“Ne me refuse pas”

Marie-Nicole Lemieux; Orchestre National de France/ Fabien Gabel (Naive V 5201)

20 February 2011 5 stars

Coloraturas Canadian contralto Marie-Nicole Lemieux has assembled a small, but impressive discography of mostly 'niche' titles over the last half-dozen years.  In addition to discs of French mélodies and Schumann lieder, she has made strong contributions to several complete operas by Vivaldi – all under an exclusive contract with the Naïve label.  Despite the favorable impression she made in the Vivaldi series, I was completely unprepared for the spectacular quality of her singing on this new collection of French opera arias.  This is one of the most uniformly excellent recitals I have heard in a long while.

Though she calls herself a 'contralto', Lemieux sounds very much like a traditional mezzo-soprano: her voice encompasses both low and high registers quite comfortably, she has excellent command of coloratura, and she can vary her tone quality with a diverse palette of colors, resulting in singing that is rich in detail and endlessly intriguing to the ear.  The contralto is a noticeably rare vocal classification these days, and preconceived notions that include a bottomless well of low notes and thick, foggy tone would be misplaced concerning Lemieux.  On the contrary, at her command, the voice can shimmer like sunlight, bounce playfully, or ring out commandingly as the context requires.  She also offers the stereotypical contralto sobriety when needed, as well as smoky sensuality, and even the bloom and gravitas of a falcon soprano.
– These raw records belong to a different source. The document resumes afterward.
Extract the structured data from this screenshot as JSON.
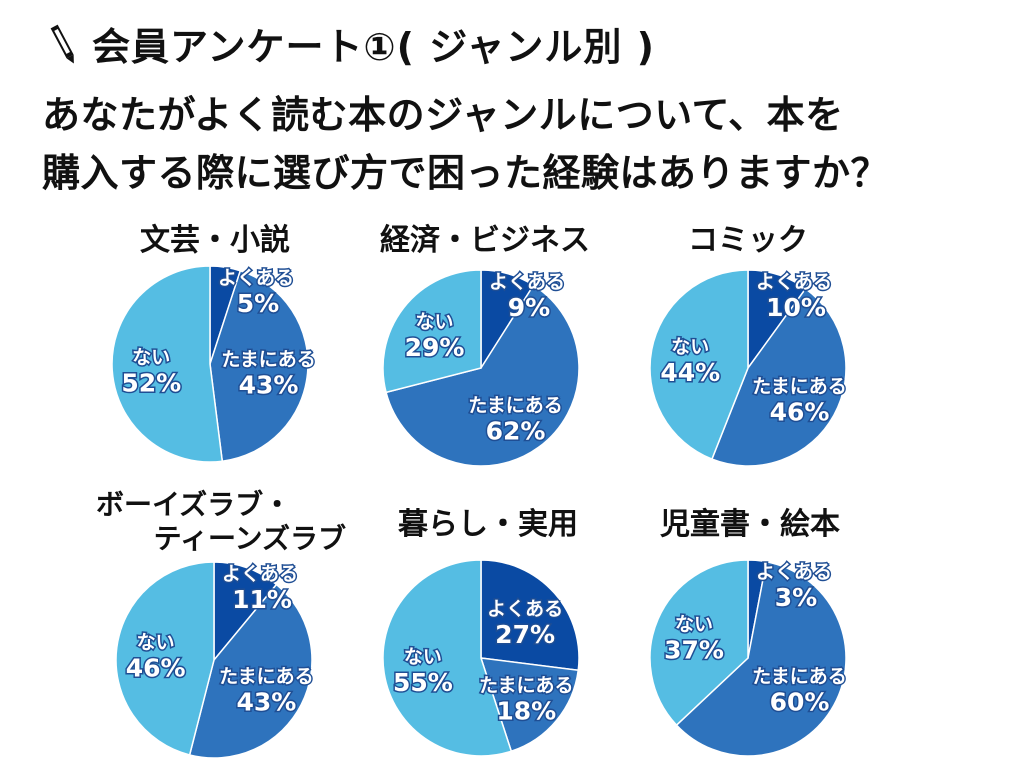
{
  "header": {
    "title": "会員アンケート①( ジャンル別 )",
    "question_line1": "あなたがよく読む本のジャンルについて、本を",
    "question_line2": "購入する際に選び方で困った経験はありますか？"
  },
  "colors": {
    "often": "#0a4aa3",
    "sometimes": "#2e73bd",
    "never": "#55bde3",
    "text": "#111111",
    "label_fill": "#ffffff",
    "label_stroke": "#1f4e94"
  },
  "chart_data": [
    {
      "type": "pie",
      "title": "文芸・小説",
      "slices": [
        {
          "label": "よくある",
          "value": 5,
          "display": "5%"
        },
        {
          "label": "たまにある",
          "value": 43,
          "display": "43%"
        },
        {
          "label": "ない",
          "value": 52,
          "display": "52%"
        }
      ]
    },
    {
      "type": "pie",
      "title": "経済・ビジネス",
      "slices": [
        {
          "label": "よくある",
          "value": 9,
          "display": "9%"
        },
        {
          "label": "たまにある",
          "value": 62,
          "display": "62%"
        },
        {
          "label": "ない",
          "value": 29,
          "display": "29%"
        }
      ]
    },
    {
      "type": "pie",
      "title": "コミック",
      "slices": [
        {
          "label": "よくある",
          "value": 10,
          "display": "10%"
        },
        {
          "label": "たまにある",
          "value": 46,
          "display": "46%"
        },
        {
          "label": "ない",
          "value": 44,
          "display": "44%"
        }
      ]
    },
    {
      "type": "pie",
      "title": "ボーイズラブ・\nティーンズラブ",
      "title_line1": "ボーイズラブ・",
      "title_line2": "ティーンズラブ",
      "slices": [
        {
          "label": "よくある",
          "value": 11,
          "display": "11%"
        },
        {
          "label": "たまにある",
          "value": 43,
          "display": "43%"
        },
        {
          "label": "ない",
          "value": 46,
          "display": "46%"
        }
      ]
    },
    {
      "type": "pie",
      "title": "暮らし・実用",
      "slices": [
        {
          "label": "よくある",
          "value": 27,
          "display": "27%"
        },
        {
          "label": "たまにある",
          "value": 18,
          "display": "18%"
        },
        {
          "label": "ない",
          "value": 55,
          "display": "55%"
        }
      ]
    },
    {
      "type": "pie",
      "title": "児童書・絵本",
      "slices": [
        {
          "label": "よくある",
          "value": 3,
          "display": "3%"
        },
        {
          "label": "たまにある",
          "value": 60,
          "display": "60%"
        },
        {
          "label": "ない",
          "value": 37,
          "display": "37%"
        }
      ]
    }
  ]
}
Frankly, it is difficult to find anything to criticize: this disc is sensational from start to finish and sets an artistic standard that is rarely achieved in commercial recordings.  One of the most satisfying aspects is the obvious care and intelligence with which the arias were chosen, representing a broad spectrum of music from the nineteenth century, with particular emphasis on the latter decades when lower female voices came more into fashion – particularly in France.  Historically, the high soprano voice tended to dominate the attentions of audiences and the imaginations of composers from Vivaldi through Verdi.  There were a few noteworthy mezzo roles composed during the bel canto period, but prior to that time, the lower registers of the female voice were seldom a focus for composers.  These are generalizations, of course, but no one can argue that assembling a program of plum arias for contralto is significantly more challenging than for any other voice type.

It is especially pleasant that so many 'rare' arias have been included.  Alongside well-known selections from Bizet's Carmen and Saint-Saëns' Samson et Dalila, Lemieux convincingly portrays a wide variety of characters ranging from Cherubini's Neris (Médée), through the title character in Massenet's Hérodiade and Halévy's Odette (Charles VI), to Clytemnestre from Wormser's ultra-rare, award-winning cantata ('Premier Grand Prix de Rome') of the same name.  In each scene, Lemieux offers a detailed, vibrant characterization that transcends the notes on the page.  The polished command she displays through dynamic modulations and textual phrasing, alone, is worth the price of the disc.  Her French sounds faultlessly idiomatic, and it's easy to understand the texts, since her diction is superb in every register and at every dynamic level.  She vividly depicts Hérodiade's unwavering demands for vengeance, Mignon's innocence, Charlotte's lovelorn desperation, and both Carmen and Dalila's overt sensuality.

Such beguiling interpretations would not be possible without a secure singing technique, and Lemieux betrays no weaknesses.  The voice is absolutely even from top to bottom, the registers are well integrated, and she can access both dynamic extremes throughout her range.  Her passagework is clean, and she offers both a fine trill and superb breath-control.  Best of all, Lemieux's charismatic personality imbues each of her roles with grace and dignity.  The latter is especially welcome in the two arias by Berlioz, both of which are intensely moving.  And as if to throw a sudden spotlight on a completely different aspect of her personality, Lemieux includes a 'bonus' selection from Offenbach's La fille du Tambour-major.  There is no documentation for this light-hearted 'encore' performance, and I almost missed it, since it is embedded within the final track after a long pause of silence.

Conductor Fabien Gabel finds just the right mood for each selection, and faithfully supports Lemieux while avoiding being reduced to mere accompanist.  He leads the Orchestre National de France with strength and an excellent feel for the individual flavors and personalities of the different composers.  The instrumentalists bring out the many colors in these fascinating scores, and offer admirable solo turns when required; Philippe Hanon's bassoon solos in the lengthy, mesmerizing aria from Cherubini's Médée are particularly impressive.  I cannot recommend this disc highly enough.  It will easily make my list for 'Best of the Year'.